A spokesman for Lily said in a statement that Zepbound and Mounjaro are “fully available” to patients and “should not be exposed to untested, unapproved, imitation products.”
“People who continue to sell bulk compound Tilze Patide, including what they call “personalized,” “customized,” or similar, are breaking the law and putting their patients at risk,” Lily’s statement said.
Both Novo Nordisk and Eli Lilly are taking steps to reduce costs and make access easier, such as creating online platforms and providing single-dose vials instead of injector pens.
“We had a direct conversation on behalf of the Outsourcing Facilities Association and provided information to both the FDA and the HHS, which we believe that these products (both GLP-1) are still lacking. “My fear when the deadline comes at the end of this week is that patients and providers don’t have access to the medications they need and will be financially impacted as they move forward for this.”
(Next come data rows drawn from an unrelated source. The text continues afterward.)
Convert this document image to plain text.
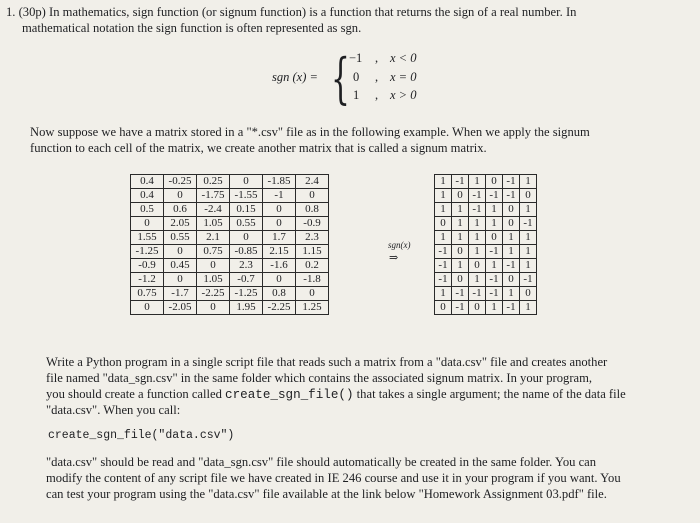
1. (30p) In mathematics, sign function (or signum function) is a function that returns the sign of a real number. In

mathematical notation the sign function is often represented as sgn.

sgn (x) = { −1 , x < 0
0 , x = 0
1 , x > 0

Now suppose we have a matrix stored in a "*.csv" file as in the following example. When we apply the signum

function to each cell of the matrix, we create another matrix that is called a signum matrix.

0.4	-0.25	0.25	0	-1.85	2.4
0.4	0	-1.75	-1.55	-1	0
0.5	0.6	-2.4	0.15	0	0.8
0	2.05	1.05	0.55	0	-0.9
1.55	0.55	2.1	0	1.7	2.3
-1.25	0	0.75	-0.85	2.15	1.15
-0.9	0.45	0	2.3	-1.6	0.2
-1.2	0	1.05	-0.7	0	-1.8
0.75	-1.7	-2.25	-1.25	0.8	0
0	-2.05	0	1.95	-2.25	1.25
sgn(x)
⇒
1	-1	1	0	-1	1
1	0	-1	-1	-1	0
1	1	-1	1	0	1
0	1	1	1	0	-1
1	1	1	0	1	1
-1	0	1	-1	1	1
-1	1	0	1	-1	1
-1	0	1	-1	0	-1
1	-1	-1	-1	1	0
0	-1	0	1	-1	1

Write a Python program in a single script file that reads such a matrix from a "data.csv" file and creates another

file named "data_sgn.csv" in the same folder which contains the associated signum matrix. In your program,

you should create a function called create_sgn_file() that takes a single argument; the name of the data file

"data.csv". When you call:

create_sgn_file("data.csv")

"data.csv" should be read and "data_sgn.csv" file should automatically be created in the same folder. You can

modify the content of any script file we have created in IE 246 course and use it in your program if you want. You

can test your program using the "data.csv" file available at the link below "Homework Assignment 03.pdf" file.
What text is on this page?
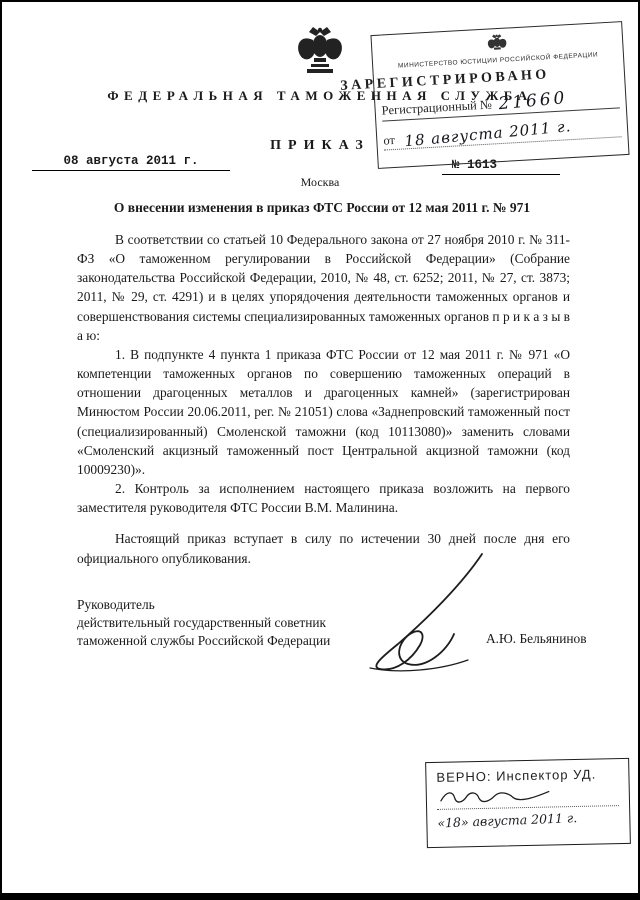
ФЕДЕРАЛЬНАЯ ТАМОЖЕННАЯ СЛУЖБА
ПРИКАЗ
08 августа 2011 г.	№ 1613
Москва
О внесении изменения в приказ ФТС России от 12 мая 2011 г. № 971
МИНИСТЕРСТВО ЮСТИЦИИ РОССИЙСКОЙ ФЕДЕРАЦИИ
ЗАРЕГИСТРИРОВАНО
Регистрационный № 21660
от 18 августа 2011 г.

В соответствии со статьей 10 Федерального закона от 27 ноября 2010 г. № 311-ФЗ «О таможенном регулировании в Российской Федерации» (Собрание законодательства Российской Федерации, 2010, № 48, ст. 6252; 2011, № 27, ст. 3873; 2011, № 29, ст. 4291) и в целях упорядочения деятельности таможенных органов и совершенствования системы специализированных таможенных органов п р и к а з ы в а ю:

1. В подпункте 4 пункта 1 приказа ФТС России от 12 мая 2011 г. № 971 «О компетенции таможенных органов по совершению таможенных операций в отношении драгоценных металлов и драгоценных камней» (зарегистрирован Минюстом России 20.06.2011, рег. № 21051) слова «Заднепровский таможенный пост (специализированный) Смоленской таможни (код 10113080)» заменить словами «Смоленский акцизный таможенный пост Центральной акцизной таможни (код 10009230)».

2. Контроль за исполнением настоящего приказа возложить на первого заместителя руководителя ФТС России В.М. Малинина.

Настоящий приказ вступает в силу по истечении 30 дней после дня его официального опубликования.

Руководитель
действительный государственный советник
таможенной службы Российской Федерации	А.Ю. Бельянинов
ВЕРНО: Инспектор УД.
«18» августа 2011 г.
The Outsourcing Facility Association filed a lawsuit against the FDA over the “sudden removal” of tilzepatide and semaglutide from the drug shortage list, but in both cases the judge ruled that the FDA plan would allow the combined product to continue.
Healthcare providers say they have noticed an improvement in the availability of GLP-1 drugs since the shortage ended, but unstable insurance on drug coverage is hindering accessibility.
“The shortage is much better. Insurance coverage is much worse,” says Dr. Disha Narang, endocrinologist and director of obesity medicine at Endeavor Health. “From a practical standpoint, patients are unable to obtain medication employer benefits, which is currently possible that almost 50% or more in our country will qualify. So it’s a very strange time to try and justify insurance companies that obesity is a chronic disease.”
Pierce, which uses the combined product, said it has stocked supply for six months. However, on the online community forum she is part of it, and some members have just started on combined medicines without knowing that they can lose access right away.
“I’m definitely afraid and I’ll do whatever I need to do to avoid fallout,” she said. “But unfortunately, I don’t have much control over the situation.”